Sunday, November 25, 2012

Code release: GFFT

This week I released a new Python package to the world. It's called GFFT (General Fast Fourier Transformation) and what it does is it makes applying (relatively) fast Fourier transformations to a wider class of data much simpler.

Fast Fourier transformation in Python is pretty simple in many circumstances already. Just use the Numpy FFT and you're all set, right? Well, that's true if you have data that is regularly sampled, e.g. you've repeatedly made some measurement exactly once every second. But what if your measurements are taken at irregular intervals? Or what if you need to do a lot of phase shifts because your data doesn't start at the origin of whatever coordinate system on which it is defined?

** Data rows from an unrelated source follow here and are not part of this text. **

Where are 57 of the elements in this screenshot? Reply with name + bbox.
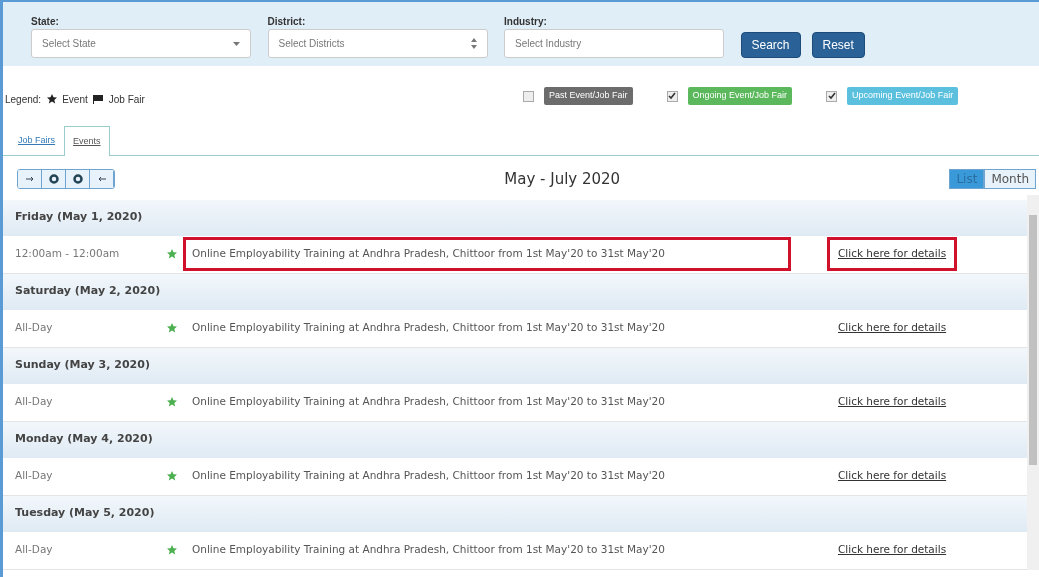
legend-text: Job Fair [108,92,145,107]
select-field[interactable]: Select State [31,29,251,58]
action-button[interactable]: Search [740,32,801,58]
input-field[interactable]: Select Industry [504,29,724,58]
status-tag: Past Event/Job Fair [544,87,633,105]
legend-label: Legend: [5,92,42,107]
day-header: Sunday (May 3, 2020) [3,347,1027,384]
field-label: Industry: [504,15,548,29]
event-title: Online Employability Training at Andhra Pradesh, Chittoor from 1st May'20 to 31st May'20 [191,542,666,558]
tab[interactable]: Job Fairs [9,124,64,155]
flag-icon [93,94,104,104]
circle-icon [72,174,83,185]
circle-icon [48,174,59,185]
day-header: Saturday (May 2, 2020) [3,273,1027,310]
event-time: All-Day [14,468,54,484]
legend-text: Event [62,92,88,107]
arrow-icon [25,176,34,183]
star-icon [167,323,177,333]
event-time: All-Day [14,394,54,410]
details-link[interactable]: Click here for details [827,459,958,493]
day-header: Friday (May 1, 2020) [3,199,1027,236]
field-label: District: [267,15,307,29]
input-field[interactable]: Select Districts [267,29,488,58]
event-time: 12:00am - 12:00am [14,246,121,262]
event-time: All-Day [14,542,54,558]
star-icon [167,545,177,555]
star-icon [167,397,177,407]
scrollbar[interactable] [1027,194,1039,570]
arrow-icon [97,176,106,183]
tab[interactable]: Events [64,125,110,156]
field-label: State: [31,15,60,29]
spinner-icon [470,38,477,49]
star-icon [167,249,177,259]
details-link[interactable]: Click here for details [827,385,958,419]
day-header: Tuesday (May 5, 2020) [3,495,1027,532]
details-link[interactable]: Click here for details [827,311,958,345]
event-title: Online Employability Training at Andhra Pradesh, Chittoor from 1st May'20 to 31st May'20 [191,468,666,484]
nav-button[interactable] [66,170,90,189]
event-title: Online Employability Training at Andhra Pradesh, Chittoor from 1st May'20 to 31st May'20 [191,394,666,410]
nav-button[interactable] [42,170,66,189]
star-icon [46,94,57,104]
status-tag: Upcoming Event/Job Fair [847,87,959,105]
event-title: Online Employability Training at Andhra Pradesh, Chittoor from 1st May'20 to 31st May'20 [191,320,666,336]
view-button[interactable]: Month [984,169,1036,190]
checkbox[interactable] [826,90,838,102]
event-title: Online Employability Training at Andhra Pradesh, Chittoor from 1st May'20 to 31st May'20 [183,237,791,271]
star-icon [167,471,177,481]
range-title: May - July 2020 [504,169,621,190]
status-tag: Ongoing Event/Job Fair [687,87,793,105]
caret-icon [233,41,240,46]
day-header: Monday (May 4, 2020) [3,421,1027,458]
event-time: All-Day [14,320,54,336]
details-link[interactable]: Click here for details [827,237,958,271]
action-button[interactable]: Reset [811,32,865,58]
checkbox[interactable] [666,90,678,102]
details-link[interactable]: Click here for details [827,533,958,567]
checkbox[interactable] [523,90,534,102]
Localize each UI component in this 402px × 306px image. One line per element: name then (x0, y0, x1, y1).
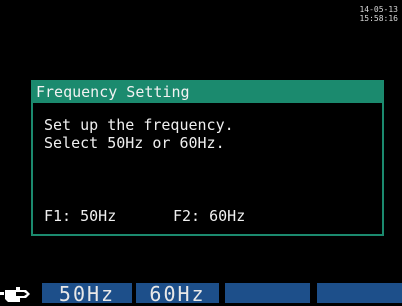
f4-button[interactable] (317, 283, 402, 303)
time-text: 15:58:16 (359, 14, 398, 23)
f1-key-hint: F1: 50Hz (44, 207, 117, 225)
dialog-body: Set up the frequency. Select 50Hz or 60H… (33, 103, 382, 234)
f2-60hz-button[interactable]: 60Hz (136, 283, 219, 305)
frequency-setting-dialog: Frequency Setting Set up the frequency. … (31, 80, 384, 236)
dialog-message-line-2: Select 50Hz or 60Hz. (44, 134, 225, 152)
dialog-title: Frequency Setting (33, 82, 382, 103)
f2-key-hint: F2: 60Hz (173, 207, 246, 225)
instrument-screen: 14-05-13 15:58:16 Frequency Setting Set … (0, 0, 402, 305)
date-text: 14-05-13 (359, 5, 398, 14)
dialog-message-line-1: Set up the frequency. (44, 116, 234, 134)
f1-50hz-button[interactable]: 50Hz (42, 283, 132, 305)
function-key-bar: 50Hz 60Hz (0, 283, 402, 305)
date-time-display: 14-05-13 15:58:16 (359, 5, 398, 23)
f3-button[interactable] (225, 283, 310, 303)
pointer-hand-icon (0, 287, 30, 302)
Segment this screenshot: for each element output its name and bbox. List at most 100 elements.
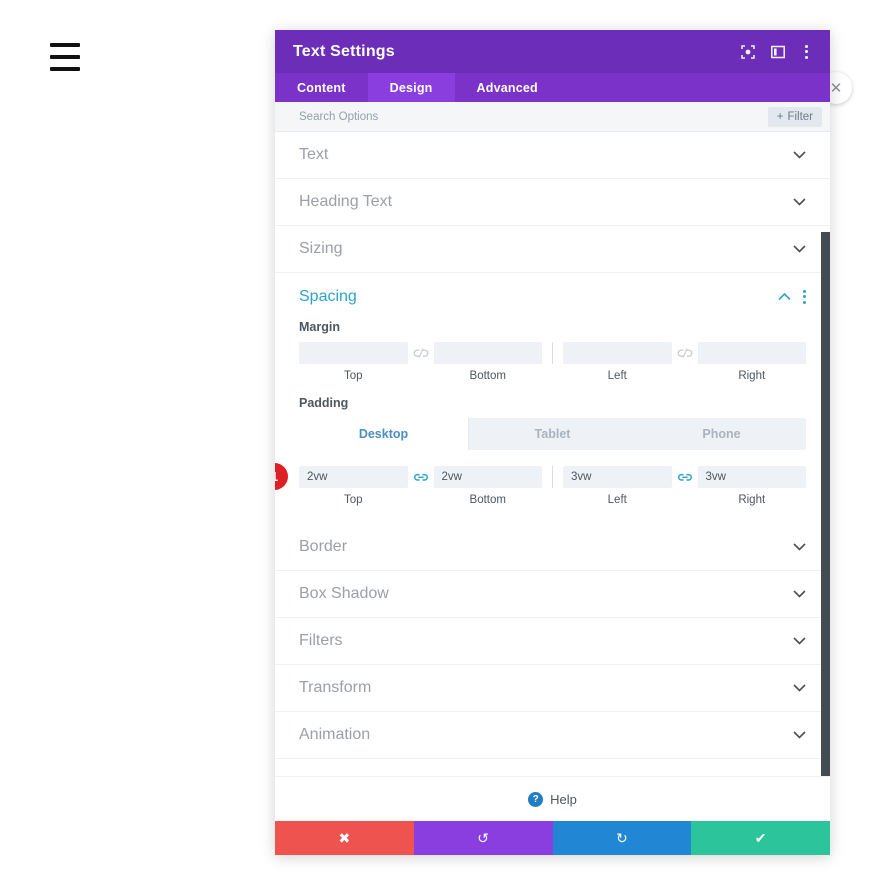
padding-left-caption: Left [607,494,627,506]
padding-label: Padding [299,396,349,410]
section-label: Sizing [299,240,343,257]
header-icon-group [741,43,812,61]
section-label: Animation [299,726,371,743]
section-transform[interactable]: Transform [275,665,830,712]
padding-top-cell: Top [299,466,408,506]
margin-top-input[interactable] [299,342,408,364]
padding-right-input[interactable] [697,466,806,488]
checkmark-icon: ✔ [754,829,767,846]
margin-left-input[interactable] [563,342,672,364]
section-border[interactable]: Border [275,524,830,571]
padding-left-input[interactable] [563,466,672,488]
help-icon: ? [528,791,544,807]
padding-bottom-cell: Bottom [433,466,542,506]
padding-right-cell: Right [697,466,806,506]
padding-fields-row: 1 Top [275,463,806,506]
margin-vertical-group: Top Bottom [299,342,542,382]
padding-horizontal-link-icon[interactable] [672,466,698,488]
padding-block: Padding Desktop Tablet Phone 1 Top [275,396,806,506]
hamburger-bar [50,55,80,59]
section-spacing: Spacing Margin Top Bottom Left Right Pad… [275,273,830,524]
redo-button[interactable]: ↻ [552,821,692,855]
help-label: Help [550,791,577,807]
filter-button[interactable]: + Filter [767,106,822,127]
chevron-down-icon [793,637,806,645]
chevron-up-icon[interactable] [778,292,791,301]
padding-bottom-caption: Bottom [469,494,506,506]
tab-content[interactable]: Content [275,73,368,102]
margin-right-cell: Right [697,342,806,382]
section-text[interactable]: Text [275,132,830,179]
section-filters[interactable]: Filters [275,618,830,665]
tab-advanced[interactable]: Advanced [455,73,560,102]
margin-vertical-unlink-icon[interactable] [408,342,434,364]
padding-top-caption: Top [343,494,363,506]
layout-panel-icon[interactable] [771,45,785,59]
chevron-down-icon [793,198,806,206]
section-sizing[interactable]: Sizing [275,226,830,273]
spacing-options-kebab-icon[interactable] [803,289,806,304]
section-heading-text[interactable]: Heading Text [275,179,830,226]
chevron-down-icon [793,151,806,159]
close-x-icon: ✖ [338,829,351,846]
spacing-content: Margin Top Bottom Left Right Padding Des… [275,320,830,524]
filter-button-label: Filter [787,110,813,123]
section-label: Spacing [299,287,357,305]
device-option-phone[interactable]: Phone [637,418,806,450]
tab-design[interactable]: Design [367,73,455,102]
padding-vertical-link-icon[interactable] [408,466,434,488]
margin-left-cell: Left [563,342,672,382]
panel-body: Text Heading Text Sizing Spacing Margin … [275,132,830,776]
help-link[interactable]: ? Help [275,776,830,821]
margin-right-caption: Right [738,370,766,382]
section-label: Text [299,146,329,163]
padding-right-caption: Right [738,494,766,506]
padding-vertical-group: Top Bottom [299,466,542,506]
undo-button[interactable]: ↺ [413,821,553,855]
focus-target-icon[interactable] [741,44,755,59]
margin-right-input[interactable] [697,342,806,364]
section-label: Heading Text [299,193,393,210]
chevron-down-icon [793,684,806,692]
device-option-desktop[interactable]: Desktop [299,418,468,450]
divider [552,466,553,488]
chevron-down-icon [793,245,806,253]
cancel-button[interactable]: ✖ [275,821,414,855]
panel-footer: ✖ ↺ ↻ ✔ [275,821,830,855]
margin-bottom-input[interactable] [433,342,542,364]
margin-top-caption: Top [343,370,363,382]
margin-top-cell: Top [299,342,408,382]
text-settings-panel: Text Settings Content Design Advanced Se… [275,30,830,855]
margin-bottom-caption: Bottom [469,370,506,382]
margin-label: Margin [299,320,340,334]
padding-left-cell: Left [563,466,672,506]
hamburger-menu-icon[interactable] [50,43,80,71]
margin-horizontal-unlink-icon[interactable] [672,342,698,364]
margin-block: Margin Top Bottom Left Right [299,320,806,382]
section-box-shadow[interactable]: Box Shadow [275,571,830,618]
device-option-tablet[interactable]: Tablet [468,418,637,450]
section-label: Box Shadow [299,585,389,602]
section-label: Transform [299,679,372,696]
margin-fields-row: Top Bottom Left Right [299,342,806,382]
search-input[interactable] [299,110,768,123]
plus-icon: + [776,110,784,123]
chevron-down-icon [793,731,806,739]
more-options-kebab-icon[interactable] [801,43,812,61]
padding-top-input[interactable] [299,466,408,488]
device-toggle: Desktop Tablet Phone [299,418,806,450]
margin-left-caption: Left [607,370,627,382]
section-animation[interactable]: Animation [275,712,830,759]
hamburger-bar [50,67,80,71]
section-spacing-header[interactable]: Spacing [275,273,830,320]
section-label: Border [299,538,348,555]
padding-bottom-input[interactable] [433,466,542,488]
search-row: + Filter [275,102,830,132]
save-button[interactable]: ✔ [691,821,830,855]
margin-bottom-cell: Bottom [433,342,542,382]
redo-arrow-icon: ↻ [616,829,628,846]
panel-scrollbar[interactable] [821,232,830,776]
chevron-down-icon [793,543,806,551]
divider [552,342,553,364]
page-title: Text Settings [293,42,395,60]
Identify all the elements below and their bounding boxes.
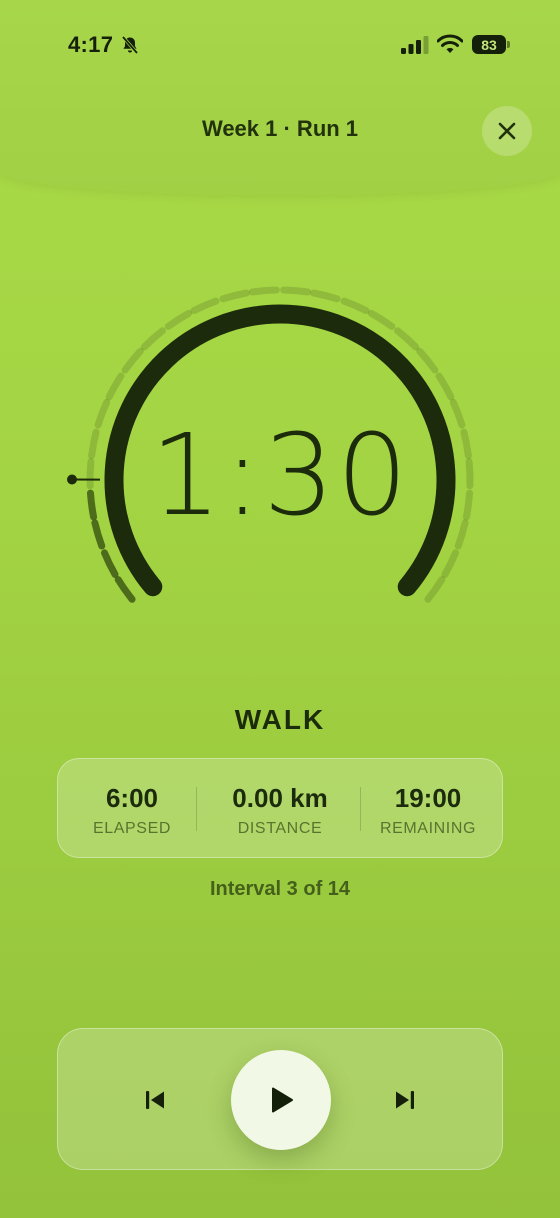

Well, these are both situations that I and others in my group face quite often, and we found that we were using similar pieces of code again and again in a variety of projects. So Henrik Junklewitz and I developed GFFT to make life a bit simpler. The features of GFFT include:

  • Fast Fourier transformations of data defined on, and being transformed to, arbitrarily defined coordinate spaces including:
    • regular to regular
    • irregular to regular
    • regular to irregular
    • irregular to irregular
  • Fast transformations, even when working on irregular spaces, thanks to the included gridding algorithm.
  • The gridding code is implemented in C (via Cython), so it's fast.
  • When working with irregular to regular space transforms, you can store irregularly sampled Hermitian symmetric data in an efficient way... just store half of the data and the symmetric parts will be generated internally.
  • Automatically handles arbitrary phase shifts of the input and output data if they are not defined on axes that start at the origin.
Interested? Check out the project on GitHub: http://mrbell.github.com/gfft/

Please note that as of now the package is in beta, and a major revision is already underway (see the rewrite branch in the git repository). The revision will clean up the code base significantly (it's almost embarrassingly sloppy right now, but you know how it goes when you develop code for scientific applications...) and will make the interface more intuitive. So if you start using GFFT immediately, just be aware that we are planning to fundamentally change the interface soon and future updates may break your code (we'll put in a deprecation warning first...). Things will stabilize soon. Until then, try it out and let us know what you think!